11/12 - Cognition learning and memory Flashcards
What did Charles Sherrington propose about synaptic alterations and the basis for learning?
That synaptic alterations were the basis for learning:
- Presynaptic, postsynaptic or both
- Increased NT release or effectiveness of receptors
- Structural changes for long term memory storage
- New synapses forming or synapse elimination
- Synaptic reorganization with training/experience
List four synaptic changes that might store memories
- More/less NT changing the post synaptic potential
- Interneuron modulation
- Formation of new synapses
- Rearrangement of synaptic input
List three changes observed with animal environment enrichment.
- Heavier, thicker cortex
- Enhanced cholinergic activity
- More dendritic branches (esp. basal dendrites near cell body)
What is Hebb’s law?
When an axon of cell A is near enough to excite cell B and repeatedly or persistently takes part in firing it, some growth process or metabolic change takes place in one or both cells such that A’s efficiency as one of the cells firing B, is increased.
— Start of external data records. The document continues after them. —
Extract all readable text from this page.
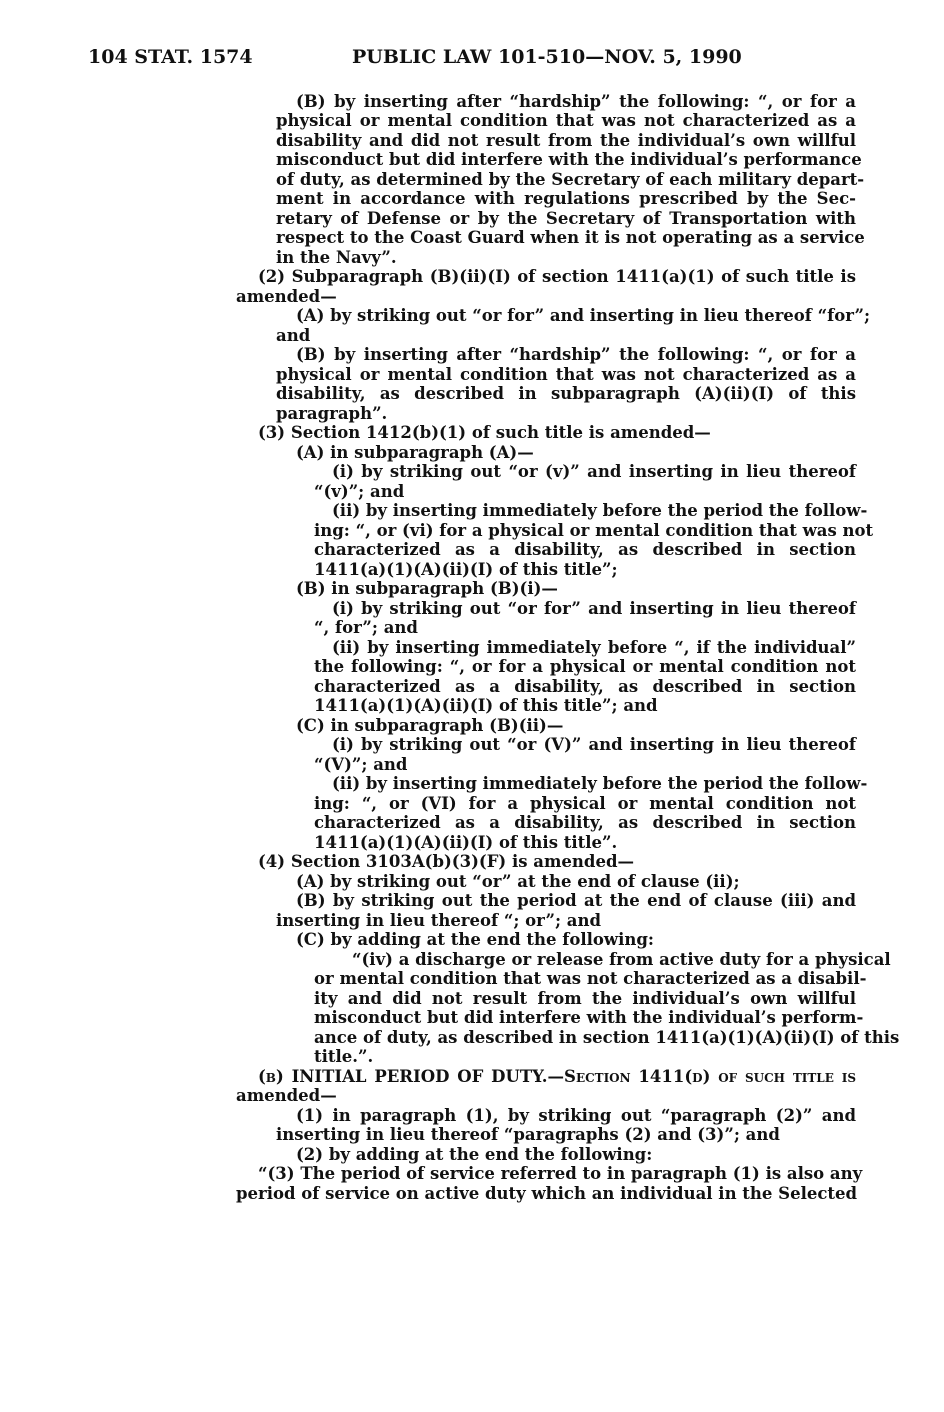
104 STAT. 1574	PUBLIC LAW 101-510—NOV. 5, 1990
(B) by inserting after “hardship” the following: “, or for a
physical or mental condition that was not characterized as a
disability and did not result from the individual’s own willful
misconduct but did interfere with the individual’s performance
of duty, as determined by the Secretary of each military depart-
ment in accordance with regulations prescribed by the Sec-
retary of Defense or by the Secretary of Transportation with
respect to the Coast Guard when it is not operating as a service
in the Navy”.
(2) Subparagraph (B)(ii)(I) of section 1411(a)(1) of such title is
amended—
(A) by striking out “or for” and inserting in lieu thereof “for”;
and
(B) by inserting after “hardship” the following: “, or for a
physical or mental condition that was not characterized as a
disability, as described in subparagraph (A)(ii)(I) of this
paragraph”.
(3) Section 1412(b)(1) of such title is amended—
(A) in subparagraph (A)—
(i) by striking out “or (v)” and inserting in lieu thereof
“(v)”; and
(ii) by inserting immediately before the period the follow-
ing: “, or (vi) for a physical or mental condition that was not
characterized as a disability, as described in section
1411(a)(1)(A)(ii)(I) of this title”;
(B) in subparagraph (B)(i)—
(i) by striking out “or for” and inserting in lieu thereof
“, for”; and
(ii) by inserting immediately before “, if the individual”
the following: “, or for a physical or mental condition not
characterized as a disability, as described in section
1411(a)(1)(A)(ii)(I) of this title”; and
(C) in subparagraph (B)(ii)—
(i) by striking out “or (V)” and inserting in lieu thereof
“(V)”; and
(ii) by inserting immediately before the period the follow-
ing: “, or (VI) for a physical or mental condition not
characterized as a disability, as described in section
1411(a)(1)(A)(ii)(I) of this title”.
(4) Section 3103A(b)(3)(F) is amended—
(A) by striking out “or” at the end of clause (ii);
(B) by striking out the period at the end of clause (iii) and
inserting in lieu thereof “; or”; and
(C) by adding at the end the following:
“(iv) a discharge or release from active duty for a physical
or mental condition that was not characterized as a disabil-
ity and did not result from the individual’s own willful
misconduct but did interfere with the individual’s perform-
ance of duty, as described in section 1411(a)(1)(A)(ii)(I) of this
title.”.
(b) INITIAL PERIOD OF DUTY.—Section 1411(d) of such title is
amended—
(1) in paragraph (1), by striking out “paragraph (2)” and
inserting in lieu thereof “paragraphs (2) and (3)”; and
(2) by adding at the end the following:
“(3) The period of service referred to in paragraph (1) is also any
period of service on active duty which an individual in the Selected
Neurons that fire together, wire together.
How did aplysia demonstrate plasticity?
This invertebrate sea slug has a large and conspicuous nervous systems. Habituation could be observed in sensory neurons that fail to excite motor neurons as they did before habituation, due to less NT being released upon motorneurons. Over time, long term habituation is observed by a reduced number of synapses between sensory cell and the motor neuron.
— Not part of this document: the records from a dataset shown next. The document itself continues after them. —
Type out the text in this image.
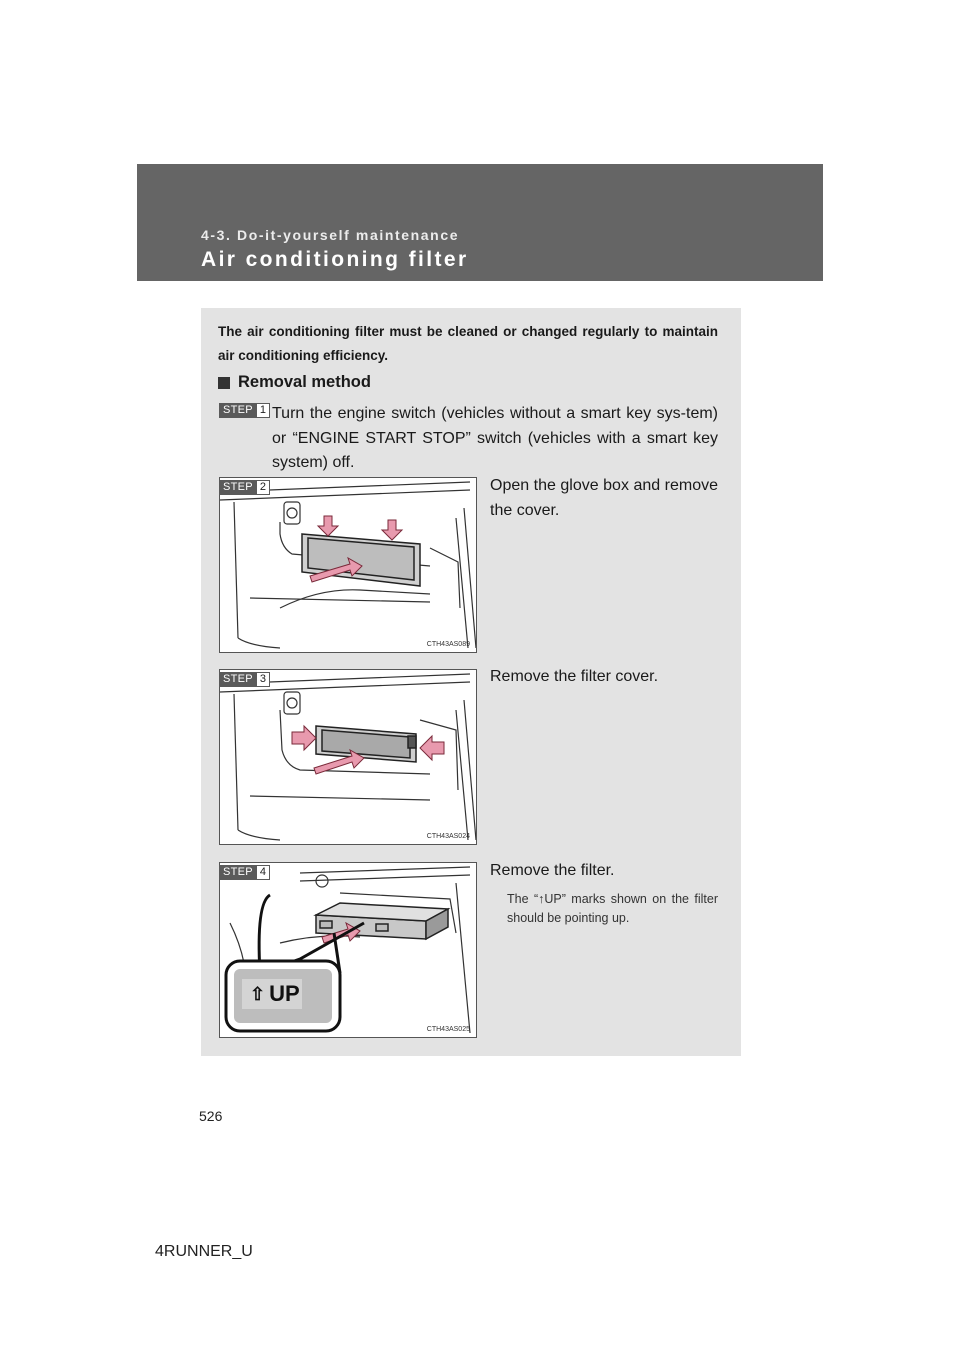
4-3. Do-it-yourself maintenance
Air conditioning filter
The air conditioning filter must be cleaned or changed regularly to maintain air conditioning efficiency.
Removal method
STEP 1 Turn the engine switch (vehicles without a smart key sys-tem) or “ENGINE START STOP” switch (vehicles with a smart key system) off.
CTH43AS089
STEP 2	Open the glove box and remove the cover.
CTH43AS024
STEP 3	Remove the filter cover.
⇧ UP
CTH43AS025
STEP 4	Remove the filter.
The “↑UP” marks shown on the filter should be pointing up.
526
4RUNNER_U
Sensitization showed serotonin released from a facilitating neuron blocks potassium channels in a presynaptic neuron and prolongs release of a NT from a neuron, resulting in further prolonged sensitization.
Advantages of aplysia is that it has fewer nerve cells and you can create a detailed circuit map for particular behaviours, and there is little variation between individuals.
What is a PEPSP?
Population excitatory postsynaptic potential
Observed with LTP and a possible mechanism for storing memories.
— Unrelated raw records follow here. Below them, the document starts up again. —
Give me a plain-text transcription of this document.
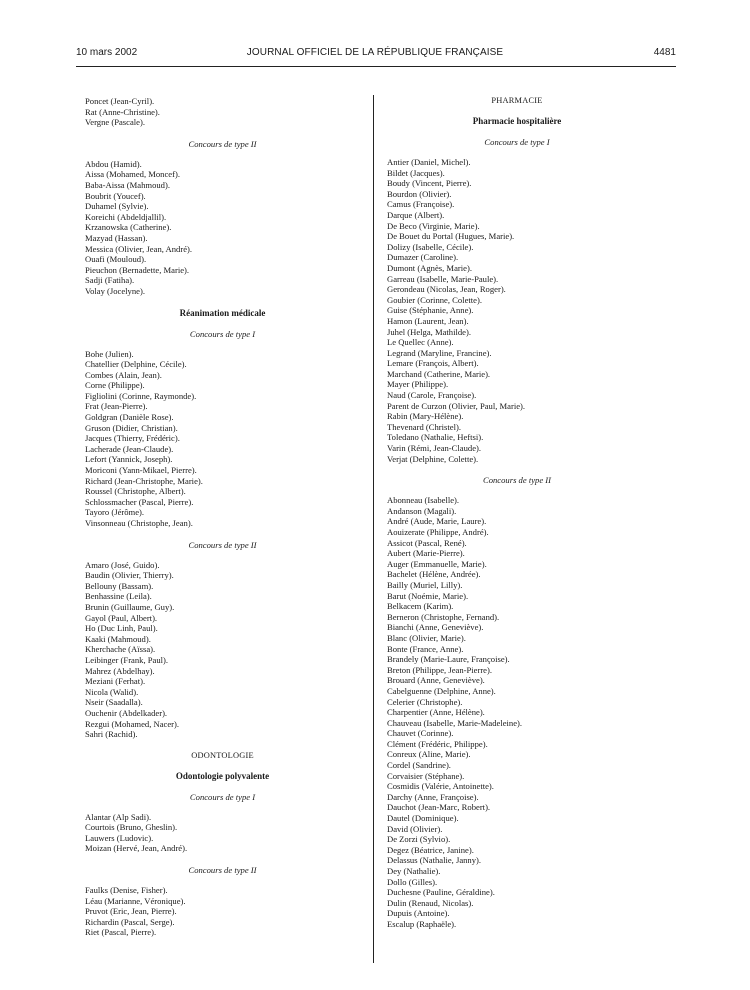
10 mars 2002	JOURNAL OFFICIEL DE LA RÉPUBLIQUE FRANÇAISE	4481
Poncet (Jean-Cyril).
Rat (Anne-Christine).
Vergne (Pascale).
Concours de type II
Abdou (Hamid).
Aissa (Mohamed, Moncef).
Baba-Aissa (Mahmoud).
Boubrit (Youcef).
Duhamel (Sylvie).
Koreichi (Abdeldjallil).
Krzanowska (Catherine).
Mazyad (Hassan).
Messica (Olivier, Jean, André).
Ouafi (Mouloud).
Pieuchon (Bernadette, Marie).
Sadji (Fatiha).
Volay (Jocelyne).
Réanimation médicale
Concours de type I
Bohe (Julien).
Chatellier (Delphine, Cécile).
Combes (Alain, Jean).
Corne (Philippe).
Figliolini (Corinne, Raymonde).
Frat (Jean-Pierre).
Goldgran (Danièle Rose).
Gruson (Didier, Christian).
Jacques (Thierry, Frédéric).
Lacherade (Jean-Claude).
Lefort (Yannick, Joseph).
Moriconi (Yann-Mikael, Pierre).
Richard (Jean-Christophe, Marie).
Roussel (Christophe, Albert).
Schlossmacher (Pascal, Pierre).
Tayoro (Jérôme).
Vinsonneau (Christophe, Jean).
Concours de type II
Amaro (José, Guido).
Baudin (Olivier, Thierry).
Bellouny (Bassam).
Benhassine (Leila).
Brunin (Guillaume, Guy).
Gayol (Paul, Albert).
Ho (Duc Linh, Paul).
Kaaki (Mahmoud).
Kherchache (Aïssa).
Leibinger (Frank, Paul).
Mahrez (Abdelhay).
Meziani (Ferhat).
Nicola (Walid).
Nseir (Saadalla).
Ouchenir (Abdelkader).
Rezgui (Mohamed, Nacer).
Sahri (Rachid).
ODONTOLOGIE
Odontologie polyvalente
Concours de type I
Alantar (Alp Sadi).
Courtois (Bruno, Gheslin).
Lauwers (Ludovic).
Moizan (Hervé, Jean, André).
Concours de type II
Faulks (Denise, Fisher).
Léau (Marianne, Véronique).
Pruvot (Eric, Jean, Pierre).
Richardin (Pascal, Serge).
Riet (Pascal, Pierre).
PHARMACIE
Pharmacie hospitalière
Concours de type I
Antier (Daniel, Michel).
Bildet (Jacques).
Boudy (Vincent, Pierre).
Bourdon (Olivier).
Camus (Françoise).
Darque (Albert).
De Beco (Virginie, Marie).
De Bouet du Portal (Hugues, Marie).
Dolizy (Isabelle, Cécile).
Dumazer (Caroline).
Dumont (Agnès, Marie).
Garreau (Isabelle, Marie-Paule).
Gerondeau (Nicolas, Jean, Roger).
Goubier (Corinne, Colette).
Guise (Stéphanie, Anne).
Hamon (Laurent, Jean).
Juhel (Helga, Mathilde).
Le Quellec (Anne).
Legrand (Maryline, Francine).
Lemare (François, Albert).
Marchand (Catherine, Marie).
Mayer (Philippe).
Naud (Carole, Françoise).
Parent de Curzon (Olivier, Paul, Marie).
Rabin (Mary-Hélène).
Thevenard (Christel).
Toledano (Nathalie, Heftsi).
Varin (Rémi, Jean-Claude).
Verjat (Delphine, Colette).
Concours de type II
Abonneau (Isabelle).
Andanson (Magali).
André (Aude, Marie, Laure).
Aouizerate (Philippe, André).
Assicot (Pascal, René).
Aubert (Marie-Pierre).
Auger (Emmanuelle, Marie).
Bachelet (Hélène, Andrée).
Bailly (Muriel, Lilly).
Barut (Noémie, Marie).
Belkacem (Karim).
Berneron (Christophe, Fernand).
Bianchi (Anne, Geneviève).
Blanc (Olivier, Marie).
Bonte (France, Anne).
Brandely (Marie-Laure, Françoise).
Breton (Philippe, Jean-Pierre).
Brouard (Anne, Geneviève).
Cabelguenne (Delphine, Anne).
Celerier (Christophe).
Charpentier (Anne, Hélène).
Chauveau (Isabelle, Marie-Madeleine).
Chauvet (Corinne).
Clément (Frédéric, Philippe).
Conreux (Aline, Marie).
Cordel (Sandrine).
Corvaisier (Stéphane).
Cosmidis (Valérie, Antoinette).
Darchy (Anne, Françoise).
Dauchot (Jean-Marc, Robert).
Dautel (Dominique).
David (Olivier).
De Zorzi (Sylvio).
Degez (Béatrice, Janine).
Delassus (Nathalie, Janny).
Dey (Nathalie).
Dollo (Gilles).
Duchesne (Pauline, Géraldine).
Dulin (Renaud, Nicolas).
Dupuis (Antoine).
Escalup (Raphaële).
What is facilitation in terms of synaptic plasticity?
The amplitude of the postsynaptic response increasing when the postsynaptic cell is activated several times in quick succession.
What is tetanus?
A brief increase of electrical stimulation that triggers thousands of axon potentials.
What is long term potentiation (LTP)?
A stable and enduring increase in the effectiveness of synapses.
First described by Bliss and Lomo at glutamatergic synapses in the hippocampal formation.
When does LTP occur?
When one or more axons bombard a dendrite with stimulation. This leaves the synapse ‘potentiated’ for a period of time and the neuron is more responsive.
List three properties of LTP that suggest it as a cellular basis of learning and memory
- Specificity: Only synapses on a cell that have been highly active become strengthened
Cooperativity: Simultaneous stimulation by two or more axons produces LTP much more strongly than does repeated stimulation by a single axon
Associativity: Pairing a weak input with a strong input enhances later responses to a weak input.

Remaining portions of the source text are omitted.